This past week I found out that it’s very likely that I will be working from home until Fall, and quite possibly the rest of the year. Some coworkers might go back next month. But because of the need to keep social distancing, the office of about 750 people has to prioritize who comes back first. I’m overall quite productive working from home, so it makes sense that I’ll be in a much later wave of those returning.
Overall, I’m fine with this news, and I know I have much to be thankful for. I still have a job and the company is doing very well, which is all too rare right now. On top of that, I no longer have a commute, it is much easier to get in a lunchtime workout, my dog gets a lot of attention, and I can basically live in comfortable athleisure wear (or pajama pants…that’s definitely happened on more than one day).
But for all the benefits, the downsides also became crushingly obvious. It will be a long time until things are back to “normal,” and not just at work. I really miss being out among people. Given the theme of this blog, it will come as no surprise that I love restaurants and bars. Meeting up with friends and family to have a quick drink or a lingering meal filled with laughter and catching up was such a core part of my life. And I traveled a lot. The fact that I can’t plan my next vacation, or even a three day weekend away right now is something I mourn. I also love browsing shops, taking live classes in things like cooking and sewing, and I really love my gym. My love for Orangetheory has been well documented in this blog. While the community at the gym is staying connected through facebook updates, group challenges, and online guided workouts, we all know it isn’t the same. All this makes me sad.
Since I’m unable to change the situation, I’m starting to come to terms with the fact that we are in this for a while, and the realization has set in that I need to start thinking long term. At home I’m starting to do things like invest in a nice office set up, one where I can feel productive for months. But I’ve also been shifting my exercise routine to focus on the long term as well. I’ve started to take a big step back from a focus on speed, because what race am I actually training for right now? Instead, I’m using these couple months to target something even more critical: base training.
Base training focuses on gaining endurance. But it isn’t just about running or biking longer distances each week. True base training reprograms your body and changes the way it burns fuel. To give a very general overview of the science (stick with me…I promise I’ll be pretty quick), the focus is on keeping your heartrate below your lactate threshold, where your body is able to burn fuel at a sustainable rate. When you cross this threshold, your body starts to fatigue and can’t sustain that effort for a prolonged period of time. There are differences between this and your aerobic threshold that some people can geek out about. But for most people’s purposes, thinking about lactate threshold as that time when you become anaerobic is sufficient. The goal is to keep your heartrate low enough to be able to sustain increasingly longer workout sessions. Over time, if you consistently train below your lactate threshold, it is possible to feel as good running ten miles as you currently do running three.
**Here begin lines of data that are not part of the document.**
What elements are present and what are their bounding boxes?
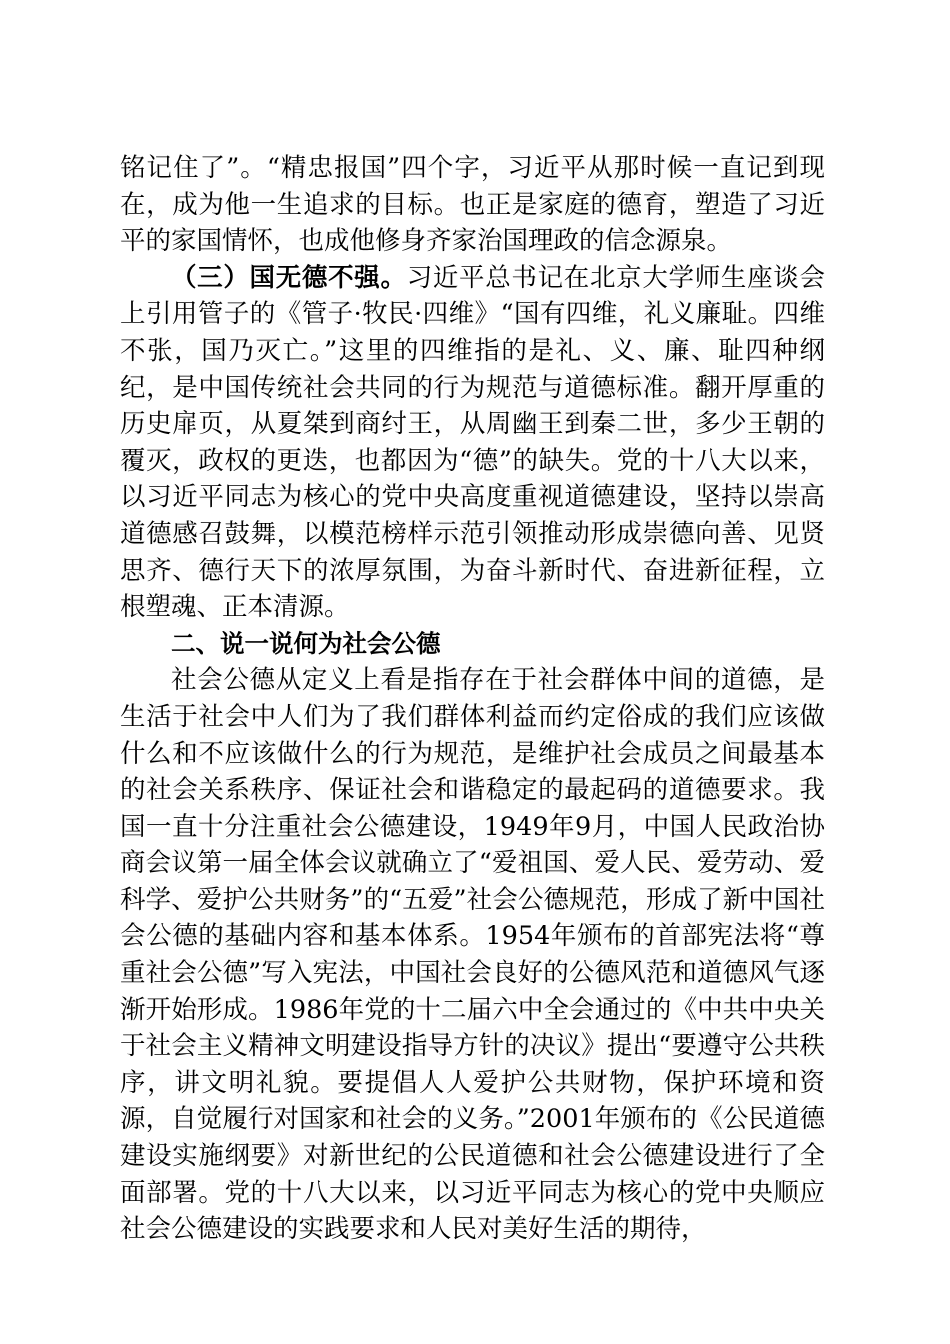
paragraph-text: 习近平总书记在北京大学师生座谈会上引用管子的《管子·牧民·四维》“国有四维，礼义廉耻。四维不张，国乃灭亡。”这里的四维指的是礼、义、廉、耻四种纲纪，是中国传统社会共同的行为规范与道德标准。翻开厚重的历史扉页，从夏桀到商纣王，从周幽王到秦二世，多少王朝的覆灭，政权的更迭，也都因为“德”的缺失。党的十八大以来，以习近平同志为核心的党中央高度重视道德建设，坚持以崇高道德感召鼓舞，以模范榜样示范引领推动形成崇德向善、见贤思齐、德行天下的浓厚氛围，为奋斗新时代、奋进新征程，立根塑魂、正本清源。: [120, 262, 825, 623]
paragraph-lead: （三）国无德不强。: [171, 262, 407, 293]
document-body: [120, 150, 825, 1248]
paragraph-text: 社会公德从定义上看是指存在于社会群体中间的道德，是生活于社会中人们为了我们群体利益而约定俗成的我们应该做什么和不应该做什么的行为规范，是维护社会成员之间最基本的社会关系秩序、保证社会和谐稳定的最起码的道德要求。我国一直十分注重社会公德建设，1949年9月，中国人民政治协商会议第一届全体会议就确立了“爱祖国、爱人民、爱劳动、爱科学、爱护公共财务”的“五爱”社会公德规范，形成了新中国社会公德的基础内容和基本体系。1954年颁布的首部宪法将“尊重社会公德”写入宪法，中国社会良好的公德风范和道德风气逐渐开始形成。1986年党的十二届六中全会通过的《中共中央关于社会主义精神文明建设指导方针的决议》提出“要遵守公共秩序，讲文明礼貌。要提倡人人爱护公共财物，保护环境和资源，自觉履行对国家和社会的义务。”2001年颁布的《公民道德建设实施纲要》对新世纪的公民道德和社会公德建设进行了全面部署。党的十八大以来，以习近平同志为核心的党中央顺应社会公德建设的实践要求和人民对美好生活的期待，: [120, 665, 825, 1245]
paragraph-continuation: [120, 150, 825, 260]
paragraph-social-morality: [120, 662, 825, 1248]
paragraph-guo-wu-de-bu-qiang: [120, 260, 825, 626]
paragraph-text: 铭记住了”。“精忠报国”四个字，习近平从那时候一直记到现在，成为他一生追求的目标。也正是家庭的德育，塑造了习近平的家国情怀，也成他修身齐家治国理政的信念源泉。: [120, 153, 825, 257]
section-heading: 二、说一说何为社会公德: [171, 628, 441, 658]
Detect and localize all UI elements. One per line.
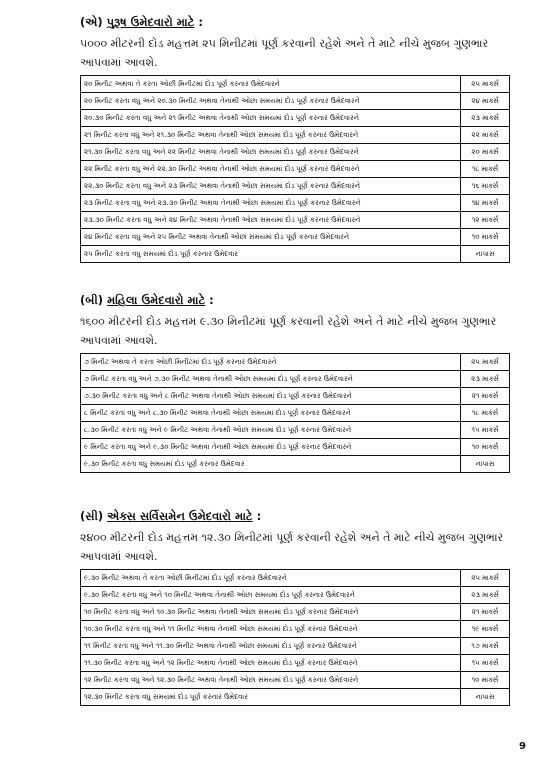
criteria-cell: ૨૩ મિનીટ કરતા વધુ અને ૨૩.૩૦ મિનીટ અથવા તેનાથી ઓછા સમયમાં દોડ પૂર્ણ કરનાર ઉમેદવારને xyxy=(81,195,461,212)
marks-cell: ૧૪ માર્ક્સ xyxy=(461,195,510,212)
marks-cell: ૧૫ માર્ક્સ xyxy=(461,655,510,672)
marks-cell: ૧૫ માર્ક્સ xyxy=(461,422,510,439)
marks-cell: ૧૮ માર્ક્સ xyxy=(461,161,510,178)
table-row xyxy=(81,638,510,655)
marks-table xyxy=(80,75,510,263)
table-row xyxy=(81,570,510,587)
table-row xyxy=(81,161,510,178)
criteria-cell: ૨૩.૩૦ મિનીટ કરતા વધુ અને ૨૪ મિનીટ અથવા તેનાથી ઓછા સમયમાં દોડ પૂર્ણ કરનાર ઉમેદવારને xyxy=(81,212,461,229)
section-label: (સી) xyxy=(80,509,104,523)
section-description: ૫૦૦૦ મીટરની દોડ મહત્તમ ૨૫ મિનીટમાં પૂર્ણ કરવાની રહેશે અને તે માટે નીચે મુજબ ગુણભાર આપવામાં આવશે. xyxy=(80,37,489,69)
table-row xyxy=(81,212,510,229)
criteria-cell: ૯ મિનીટ કરતા વધુ અને ૯.૩૦ મિનીટ અથવા તેનાથી ઓછા સમયમાં દોડ પૂર્ણ કરનાર ઉમેદવારને xyxy=(81,439,461,456)
section-women xyxy=(80,292,510,473)
criteria-cell: ૭.૩૦ મિનીટ કરતા વધુ અને ૮ મિનીટ અથવા તેનાથી ઓછા સમયમાં દોડ પૂર્ણ કરનાર ઉમેદવારને xyxy=(81,388,461,405)
marks-cell: ૨૩ માર્ક્સ xyxy=(461,587,510,604)
criteria-cell: ૨૨ મિનીટ કરતા વધુ અને ૨૨.૩૦ મિનીટ અથવા તેનાથી ઓછા સમયમાં દોડ પૂર્ણ કરનાર ઉમેદવારને xyxy=(81,161,461,178)
section-colon: : xyxy=(209,293,214,307)
table-row xyxy=(81,195,510,212)
section-title: મહિલા ઉમેદવારો માટે xyxy=(107,293,206,307)
marks-cell: ૨૪ માર્ક્સ xyxy=(461,93,510,110)
criteria-cell: ૯.૩૦ મિનીટ કરતા વધુ સમયમાં દોડ પૂર્ણ કરનાર ઉમેદવાર xyxy=(81,456,461,473)
criteria-cell: ૭ મિનીટ કરતા વધુ અને ૭.૩૦ મિનીટ અથવા તેનાથી ઓછા સમયમાં દોડ પૂર્ણ કરનાર ઉમેદવારને xyxy=(81,371,461,388)
criteria-cell: ૨૦ મિનીટ કરતા વધુ અને ૨૦.૩૦ મિનીટ અથવા તેનાથી ઓછા સમયમાં દોડ પૂર્ણ કરનાર ઉમેદવારને xyxy=(81,93,461,110)
criteria-cell: ૧૧ મિનીટ કરતા વધુ અને ૧૧.૩૦ મિનીટ અથવા તેનાથી ઓછા સમયમાં દોડ પૂર્ણ કરનાર ઉમેદવારને xyxy=(81,638,461,655)
table-row xyxy=(81,621,510,638)
criteria-cell: ૧૦ મિનીટ કરતા વધુ અને ૧૦.૩૦ મિનીટ અથવા તેનાથી ઓછા સમયમાં દોડ પૂર્ણ કરનાર ઉમેદવારને xyxy=(81,604,461,621)
marks-cell: ૨૫ માર્ક્સ xyxy=(461,570,510,587)
criteria-cell: ૮.૩૦ મિનીટ કરતા વધુ અને ૯ મિનીટ અથવા તેનાથી ઓછા સમયમાં દોડ પૂર્ણ કરનાર ઉમેદવારને xyxy=(81,422,461,439)
marks-cell: ૨૦ માર્ક્સ xyxy=(461,144,510,161)
table-row xyxy=(81,689,510,706)
marks-cell: ૨૧ માર્ક્સ xyxy=(461,604,510,621)
marks-cell: ૨૩ માર્ક્સ xyxy=(461,371,510,388)
criteria-cell: ૧૧.૩૦ મિનીટ કરતા વધુ અને ૧૨ મિનીટ અથવા તેનાથી ઓછા સમયમાં દોડ પૂર્ણ કરનાર ઉમેદવારને xyxy=(81,655,461,672)
table-row xyxy=(81,371,510,388)
criteria-cell: ૨૧.૩૦ મિનીટ કરતા વધુ અને ૨૨ મિનીટ અથવા તેનાથી ઓછા સમયમાં દોડ પૂર્ણ કરનાર ઉમેદવારને xyxy=(81,144,461,161)
marks-cell: ૨૧ માર્ક્સ xyxy=(461,388,510,405)
section-description: ૨૪૦૦ મીટરની દોડ મહત્તમ ૧૨.૩૦ મિનીટમાં પૂર્ણ કરવાની રહેશે અને તે માટે નીચે મુજબ ગુણભાર આપવામાં આવશે. xyxy=(80,531,504,563)
marks-cell: ૧૮ માર્ક્સ xyxy=(461,405,510,422)
section-label: (બી) xyxy=(80,293,104,307)
table-row xyxy=(81,110,510,127)
marks-table xyxy=(80,569,510,706)
criteria-cell: ૭ મિનીટ અથવા તે કરતા ઓછી મિનીટમાં દોડ પૂર્ણ કરનાર ઉમેદવારને xyxy=(81,354,461,371)
section-heading xyxy=(80,14,510,30)
criteria-cell: ૨૦.૩૦ મિનીટ કરતા વધુ અને ૨૧ મિનીટ અથવા તેનાથી ઓછા સમયમાં દોડ પૂર્ણ કરનાર ઉમેદવારને xyxy=(81,110,461,127)
section-title: એક્સ સર્વિસમેન ઉમેદવારો માટે xyxy=(107,509,253,523)
marks-cell: ૨૨ માર્ક્સ xyxy=(461,127,510,144)
marks-cell: નાપાસ xyxy=(461,689,510,706)
marks-cell: ૧૬ માર્ક્સ xyxy=(461,178,510,195)
criteria-cell: ૨૦ મિનીટ અથવા તે કરતા ઓછી મિનીટમાં દોડ પૂર્ણ કરનાર ઉમેદવારને xyxy=(81,76,461,93)
table-row xyxy=(81,246,510,263)
table-row xyxy=(81,388,510,405)
criteria-cell: ૨૪ મિનીટ કરતા વધુ અને ૨૫ મિનીટ અથવા તેનાથી ઓછા સમયમાં દોડ પૂર્ણ કરનાર ઉમેદવારને xyxy=(81,229,461,246)
table-row xyxy=(81,405,510,422)
table-row xyxy=(81,587,510,604)
table-row xyxy=(81,655,510,672)
marks-cell: ૧૦ માર્ક્સ xyxy=(461,439,510,456)
table-row xyxy=(81,144,510,161)
marks-cell: ૧૯ માર્ક્સ xyxy=(461,621,510,638)
page-number: 9 xyxy=(519,741,526,752)
section-heading xyxy=(80,508,510,524)
section-colon: : xyxy=(198,15,203,29)
criteria-cell: ૯.૩૦ મિનીટ અથવા તે કરતા ઓછી મિનીટમાં દોડ પૂર્ણ કરનાર ઉમેદવારને xyxy=(81,570,461,587)
table-row xyxy=(81,178,510,195)
table-row xyxy=(81,76,510,93)
table-row xyxy=(81,604,510,621)
section-colon: : xyxy=(256,509,262,523)
criteria-cell: ૨૫ મિનીટ કરતા વધુ સમયમાં દોડ પૂર્ણ કરનાર ઉમેદવાર xyxy=(81,246,461,263)
section-description: ૧૬૦૦ મીટરની દોડ મહત્તમ ૯.૩૦ મિનીટમાં પૂર્ણ કરવાની રહેશે અને તે માટે નીચે મુજબ ગુણભાર આપવામાં આવશે. xyxy=(80,315,497,347)
table-row xyxy=(81,354,510,371)
table-row xyxy=(81,456,510,473)
marks-cell: ૨૫ માર્ક્સ xyxy=(461,76,510,93)
marks-cell: ૨૫ માર્ક્સ xyxy=(461,354,510,371)
criteria-cell: ૯.૩૦ મિનીટ કરતા વધુ અને ૧૦ મિનીટ અથવા તેનાથી ઓછા સમયમાં દોડ પૂર્ણ કરનાર ઉમેદવારને xyxy=(81,587,461,604)
marks-cell: ૧૨ માર્ક્સ xyxy=(461,212,510,229)
marks-cell: નાપાસ xyxy=(461,456,510,473)
criteria-cell: ૨૧ મિનીટ કરતા વધુ અને ૨૧.૩૦ મિનીટ અથવા તેનાથી ઓછા સમયમાં દોડ પૂર્ણ કરનાર ઉમેદવારને xyxy=(81,127,461,144)
table-row xyxy=(81,422,510,439)
marks-cell: ૧૭ માર્ક્સ xyxy=(461,638,510,655)
table-row xyxy=(81,127,510,144)
criteria-cell: ૮ મિનીટ કરતા વધુ અને ૮.૩૦ મિનીટ અથવા તેનાથી ઓછા સમયમાં દોડ પૂર્ણ કરનાર ઉમેદવારને xyxy=(81,405,461,422)
criteria-cell: ૧૦.૩૦ મિનીટ કરતા વધુ અને ૧૧ મિનીટ અથવા તેનાથી ઓછા સમયમાં દોડ પૂર્ણ કરનાર ઉમેદવારને xyxy=(81,621,461,638)
marks-cell: ૧૦ માર્ક્સ xyxy=(461,229,510,246)
section-label: (એ) xyxy=(80,15,103,29)
table-row xyxy=(81,439,510,456)
marks-cell: ૨૩ માર્ક્સ xyxy=(461,110,510,127)
section-title: પુરૂષ ઉમેદવારો માટે xyxy=(106,15,195,29)
criteria-cell: ૧૨.૩૦ મિનીટ કરતા વધુ સમયમાં દોડ પૂર્ણ કરનાર ઉમેદવાર xyxy=(81,689,461,706)
section-men xyxy=(80,14,510,263)
table-row xyxy=(81,672,510,689)
marks-cell: નાપાસ xyxy=(461,246,510,263)
criteria-cell: ૨૨.૩૦ મિનીટ કરતા વધુ અને ૨૩ મિનીટ અથવા તેનાથી ઓછા સમયમાં દોડ પૂર્ણ કરનાર ઉમેદવારને xyxy=(81,178,461,195)
section-ex-servicemen xyxy=(80,508,510,706)
table-row xyxy=(81,93,510,110)
marks-table xyxy=(80,353,510,473)
criteria-cell: ૧૨ મિનીટ કરતા વધુ અને ૧૨.૩૦ મિનીટ અથવા તેનાથી ઓછા સમયમાં દોડ પૂર્ણ કરનાર ઉમેદવારને xyxy=(81,672,461,689)
section-heading xyxy=(80,292,510,308)
table-row xyxy=(81,229,510,246)
marks-cell: ૧૦ માર્ક્સ xyxy=(461,672,510,689)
I promise.
I will follow this post up soon with another that dives a bit deeper into reasons you should commit to doing a period of base training if you want to avoid injury and move closer to your peak performance. But if you can trust me on that for the moment, the really good news is that this is the perfect time to do it!

Right now, almost none of us can go to the gym to keep up with our former, usual routine. As I’ve said many times, I love Orangetheory (I mean, this isn’t even the first time I’ve said it in this post). I see really good results in my muscle composition, overall fitness, and definitely in my running speed. But Orangetheory and most other gym workouts don’t really provide endurance training. Sure, they call some workouts “endurance days.” But when that time is limited to, at most, 25 minutes of your workout, it isn’t going to continue to expand your endurance beyond that point. So people who go to such workouts exclusively could become really strong 5K runners, but will have a hard time with any event that takes them more than that 25 minutes. And even those wanting to focus on being 5K runners will be better in the long run if they spend six to eight weeks focusing on base training before they start incorporating high intensity intervals. So while I miss my gym routine, I’m taking this down time as a chance to focus on gaining more endurance, both to ultimately run a faster 5K, and also with an eye toward working my way back into being a decent half marathoner.
Whether you are bemoaning the loss of your favorite gym workout, or maybe looking to start a fitness routine from scratch, I’d encourage you all to slow it down for a bit. We have to start thinking long term with our new COVID reality. It’s also a perfect time to reorient your fitness goals and start thinking lower intensity, longer distance. Longer, slower distances might not be as sexy as sprint intervals, and they do take more time and dedication. But it does pay off. When our gyms open up and communities can once again host races, we will be ready to push our bodies even further and achieve even greater performances. Until then, we’re in this for the long haul…together.
Are you missing something in particular from your old routine? How are you adjusting to the the extended projections for Stay at Home? Share your thoughts, ideas and insights!